Gervais qui se présente lui-même comme « défenseur des opprimés » adhère à ce discours politique fort et il partage les volontés de changement de Philippe Fabrègue. Il a bien conscience que Le Bon Plan peut être instrumentalisé et jouer le rôle de « soupape de sécurité » pour les politiques et pour les professionnels de l’insertion, dans un contexte (les années 1992-1993) de récession économique (le cap des 3 millions de chômeurs est franchi en 1993). Mais il entend aussi positionner Le Bon Plan comme un « journal d’idées », indépendant, qui donne la parole aux allocataires du RMI et parle de « leurs conditions d’être ». Son objectif est clair : changer les regards sur les allocataires du RMI et contribuer ainsi à changer la société.

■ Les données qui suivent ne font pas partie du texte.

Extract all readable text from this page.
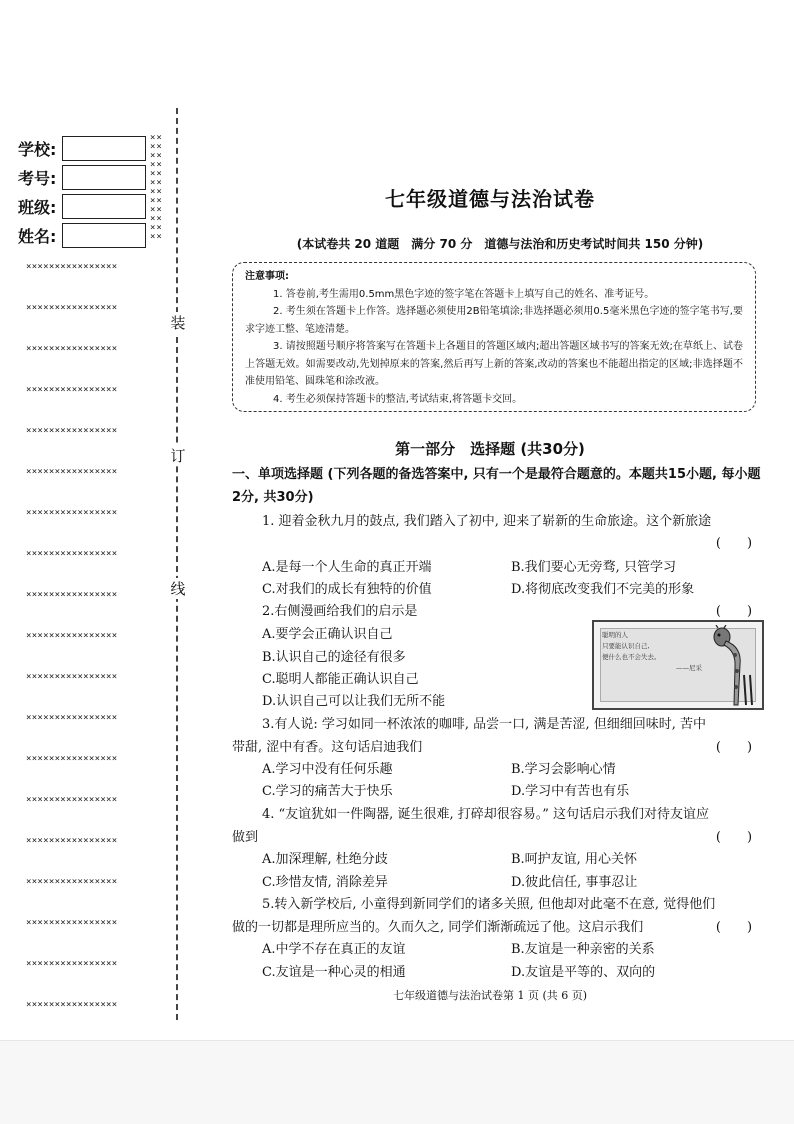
学校:
考号:
班级:
姓名:
××
××
××
××
××
××
××
××
××
××
××
××
××××××××××××××××
××××××××××××××××
××××××××××××××××
××××××××××××××××
××××××××××××××××
××××××××××××××××
××××××××××××××××
××××××××××××××××
××××××××××××××××
××××××××××××××××
××××××××××××××××
××××××××××××××××
××××××××××××××××
××××××××××××××××
××××××××××××××××
××××××××××××××××
××××××××××××××××
××××××××××××××××
××××××××××××××××
装
订
线
七年级道德与法治试卷
(本试卷共 20 道题　满分 70 分　道德与法治和历史考试时间共 150 分钟)
注意事项:

1. 答卷前,考生需用0.5mm黑色字迹的签字笔在答题卡上填写自己的姓名、准考证号。

2. 考生须在答题卡上作答。选择题必须使用2B铅笔填涂;非选择题必须用0.5毫米黑色字迹的签字笔书写,要求字迹工整、笔迹清楚。

3. 请按照题号顺序将答案写在答题卡上各题目的答题区域内;超出答题区域书写的答案无效;在草纸上、试卷上答题无效。如需要改动,先划掉原来的答案,然后再写上新的答案,改动的答案也不能超出指定的区域;非选择题不准使用铅笔、圆珠笔和涂改液。

4. 考生必须保持答题卡的整洁,考试结束,将答题卡交回。

第一部分　选择题 (共30分)
一、单项选择题 (下列各题的备选答案中, 只有一个是最符合题意的。本题共15小题, 每小题2分, 共30分)
1. 迎着金秋九月的鼓点, 我们踏入了初中, 迎来了崭新的生命旅途。这个新旅途
(　　)
A.是每一个人生命的真正开端	B.我们要心无旁骛, 只管学习
C.对我们的成长有独特的价值	D.将彻底改变我们不完美的形象
2.右侧漫画给我们的启示是	(　　)
A.要学会正确认识自己
B.认识自己的途径有很多
C.聪明人都能正确认识自己
D.认识自己可以让我们无所不能
聪明的人
只要能认识自己,
便什么也不会失去。
——尼采
3.有人说: 学习如同一杯浓浓的咖啡, 品尝一口, 满是苦涩, 但细细回味时, 苦中
带甜, 涩中有香。这句话启迪我们	(　　)
A.学习中没有任何乐趣	B.学习会影响心情
C.学习的痛苦大于快乐	D.学习中有苦也有乐
4. “友谊犹如一件陶器, 诞生很难, 打碎却很容易。” 这句话启示我们对待友谊应
做到	(　　)
A.加深理解, 杜绝分歧	B.呵护友谊, 用心关怀
C.珍惜友情, 消除差异	D.彼此信任, 事事忍让
5.转入新学校后, 小童得到新同学们的诸多关照, 但他却对此毫不在意, 觉得他们
做的一切都是理所应当的。久而久之, 同学们渐渐疏远了他。这启示我们	(　　)
A.中学不存在真正的友谊	B.友谊是一种亲密的关系
C.友谊是一种心灵的相通	D.友谊是平等的、双向的
七年级道德与法治试卷第 1 页 (共 6 页)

Pendant une dizaine d’années, Gervais travaille à asseoir et à développer cette ligne éditoriale particulière du Bon Plan. Au quotidien, dans ses relations de travail avec les autres, son engagement est tout aussi fort. En tant que permanent de l’équipe et rédacteur en chef, il est un des responsables de ce chantier d’insertion que constitue également Le Bon Plan.
Comme c’est toujours le cas aujourd’hui, Gervais doit défendre la spécificité de ce lieu d’insertion avec des salariés souvent « bac + », c’est-à-dire diplômés de l’enseignement supérieur. Plus que jamais, dans les années 1990, le chômage et la précarité touchent toutes les catégories socio-professionnelles. Mais, avec Philippe Serrano, le directeur d’Impact auquel le journal est rattaché à partir du début de 1994, il veille aussi, lors des recrutements, à un équilibre entre diplômés et non diplômés, entre jeunes et plus âgés, hommes et femmes. Ce brassage est essentiel, selon lui, notamment pour que l’équipe du journal soit un lieu d’échanges et de soutiens réciproques.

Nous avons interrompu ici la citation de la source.